Mit dem Kamerad Herbert Stanik wurde ein Ausbilder gefunden, dem es mit Ruhe und Sachverstand gelungen war eine, für damalige Verhältnisse, schlagkräftige Löschgruppe zu formen.
Anfangs verstärkte immer noch ein erfahrener "alter" Maschinist, der Kamerad Hans Müller, die Gruppe doch schon bald wurde ich zum TS/8 - Maschinisten ausgebildet und so brauchten wir diesen Kameraden nur noch zum fahren des Löschfahrzeuges LF 8/8 vom Typ LO 3000.




 



    LF 8/8 auf LO 3000 - Robur mit Schlauchtransportanhänger




1976 erhielt ich die Möglichkeit beim Kommando Feuerwehr des Volkspolizei-Kreisamtes Borna die Fahrerlaubnis Klasse 5 zu absolvieren. Der Gen. Olm. Hans Brause war ein ruhiger und verständnisvoller Fahrlehrer, der uns auf einem ausgediehnten RTGW vom Typ S4000 versuchte das nötige Rüstzeug für einen guten künftigen Maschinisten mitzugeben.
Damit war die Grundlage geschaffen einen Maschinistenlehrgang zu besuchen, den ich im Juni 1976 abschloß.
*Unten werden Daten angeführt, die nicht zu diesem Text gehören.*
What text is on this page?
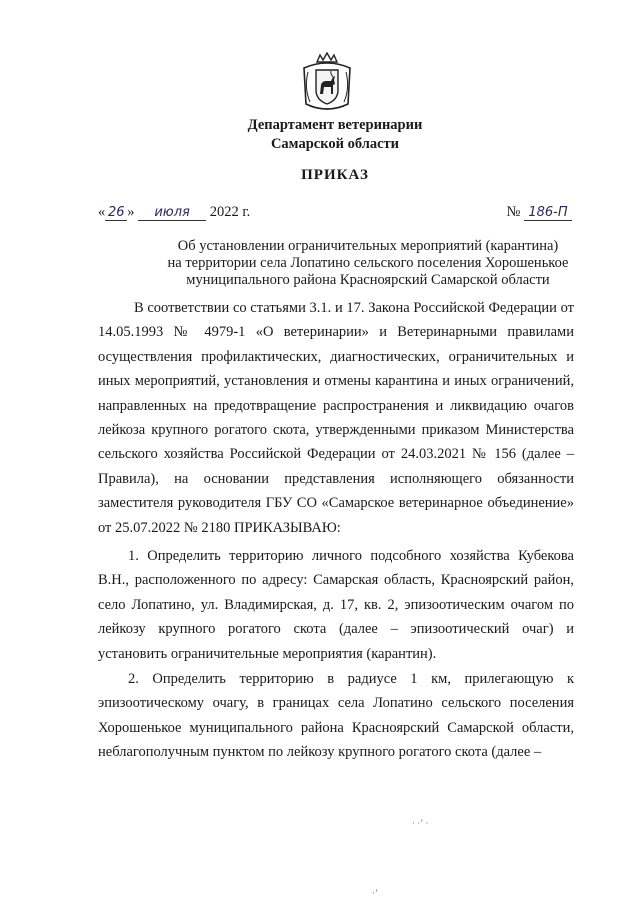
Департамент ветеринарии
Самарской области
ПРИКАЗ
« 26 » июля 2022 г.	№ 186-П
Об установлении ограничительных мероприятий (карантина)
на территории села Лопатино сельского поселения Хорошенькое
муниципального района Красноярский Самарской области
В соответствии со статьями 3.1. и 17. Закона Российской Федерации от 14.05.1993 № 4979-1 «О ветеринарии» и Ветеринарными правилами осуществления профилактических, диагностических, ограничительных и иных мероприятий, установления и отмены карантина и иных ограничений, направленных на предотвращение распространения и ликвидацию очагов лейкоза крупного рогатого скота, утвержденными приказом Министерства сельского хозяйства Российской Федерации от 24.03.2021 № 156 (далее – Правила), на основании представления исполняющего обязанности заместителя руководителя ГБУ СО «Самарское ветеринарное объединение» от 25.07.2022 № 2180 ПРИКАЗЫВАЮ:
1. Определить территорию личного подсобного хозяйства Кубекова В.Н., расположенного по адресу: Самарская область, Красноярский район, село Лопатино, ул. Владимирская, д. 17, кв. 2, эпизоотическим очагом по лейкозу крупного рогатого скота (далее – эпизоотический очаг) и установить ограничительные мероприятия (карантин).
2. Определить территорию в радиусе 1 км, прилегающую к эпизоотическому очагу, в границах села Лопатино сельского поселения Хорошенькое муниципального района Красноярский Самарской области, неблагополучным пунктом по лейкозу крупного рогатого скота (далее –
· ·ʼ ·
·ʼ
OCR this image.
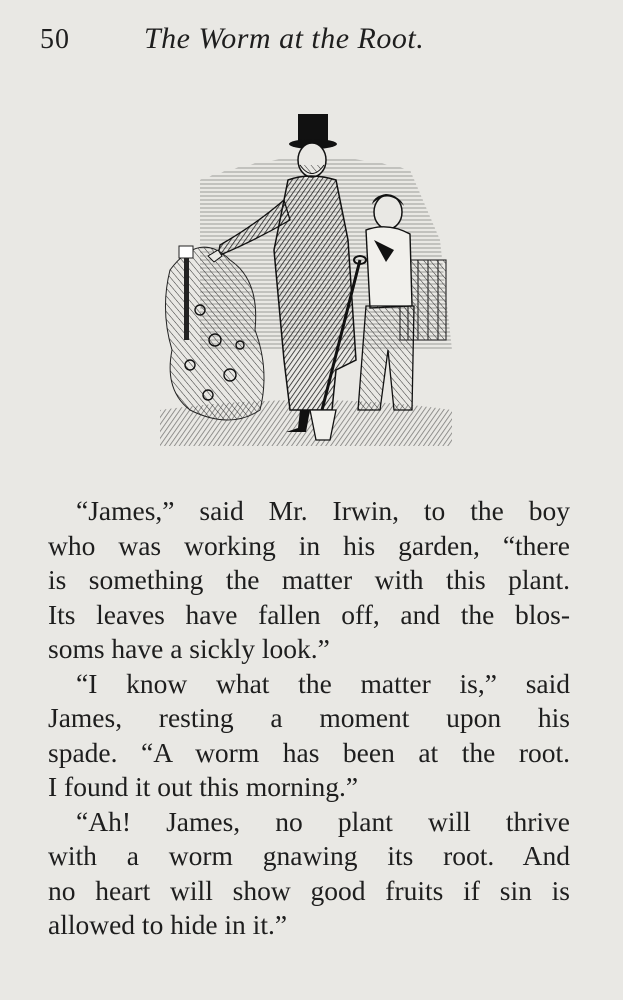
50 The Worm at the Root.
“James,” said Mr. Irwin, to the boy
who was working in his garden, “there
is something the matter with this plant.
Its leaves have fallen off, and the blos-
soms have a sickly look.”
“I know what the matter is,” said
James, resting a moment upon his
spade. “A worm has been at the root.
I found it out this morning.”
“Ah! James, no plant will thrive
with a worm gnawing its root. And
no heart will show good fruits if sin is
allowed to hide in it.”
Löschfahrzeug LF 16 - S 4000LF 16 auf S-4000                                                            




                                                                                    Qualifikationsabzeichen für Maschinisten der Stufe II LF                 


                Qualifikationsnachweis für Maschinisten
                der Stufe II - Löschfahrzeuge
 -
Qualifikationsnachweis als Maschinist für Großpumpen



Da ich vom ersten Tag an große Freude an der Arbeit in der Feuerwehr hatte und deshalb sehr engagiert und interessiert war, denn es war damals die, für mich, einzig vernüftige Freizeitbeschäftigung die ein junger Mann in meinem Alter haben konnte und bei der man außer zum Skaten, Knobeln, Doppelkopf etc. auch noch zu nützlichen Dingen herangezogen wurde, schickte man mich zum Gruppenführerlehrgang nach dessen erfolgreichen Abschluß ich als Gruppenführer der Jugendgruppe eingesetzt wurde. 



Qualifikationsnachweis als GruppenführerQualifikationsnachweis über einen
Gruppenführerlehrgang beim VPKA,
durchgeführt bei der betrieblichen
Feuerwehr im Kraftwerk Thierbach



Während dieses Lehrganges wurde der damalige Leiter der betrieblichen Feuerwehr des Kraftwerkes Thierbach (Kamerad Rolf Wunderlich) auf mich aufmerksam und sprach mich ein viertel Jahr später an,
weil er einen geeigneten Löschgerätewart und somit auch einen Stellvertreter für Technik suchte.
Diese Stelle wäre hauptamtlich und gut bezahlt.
Ich überlegte nicht lange, nahm das Angebot an und seitdem bin ich von berufswegen bei der Feuerwehr.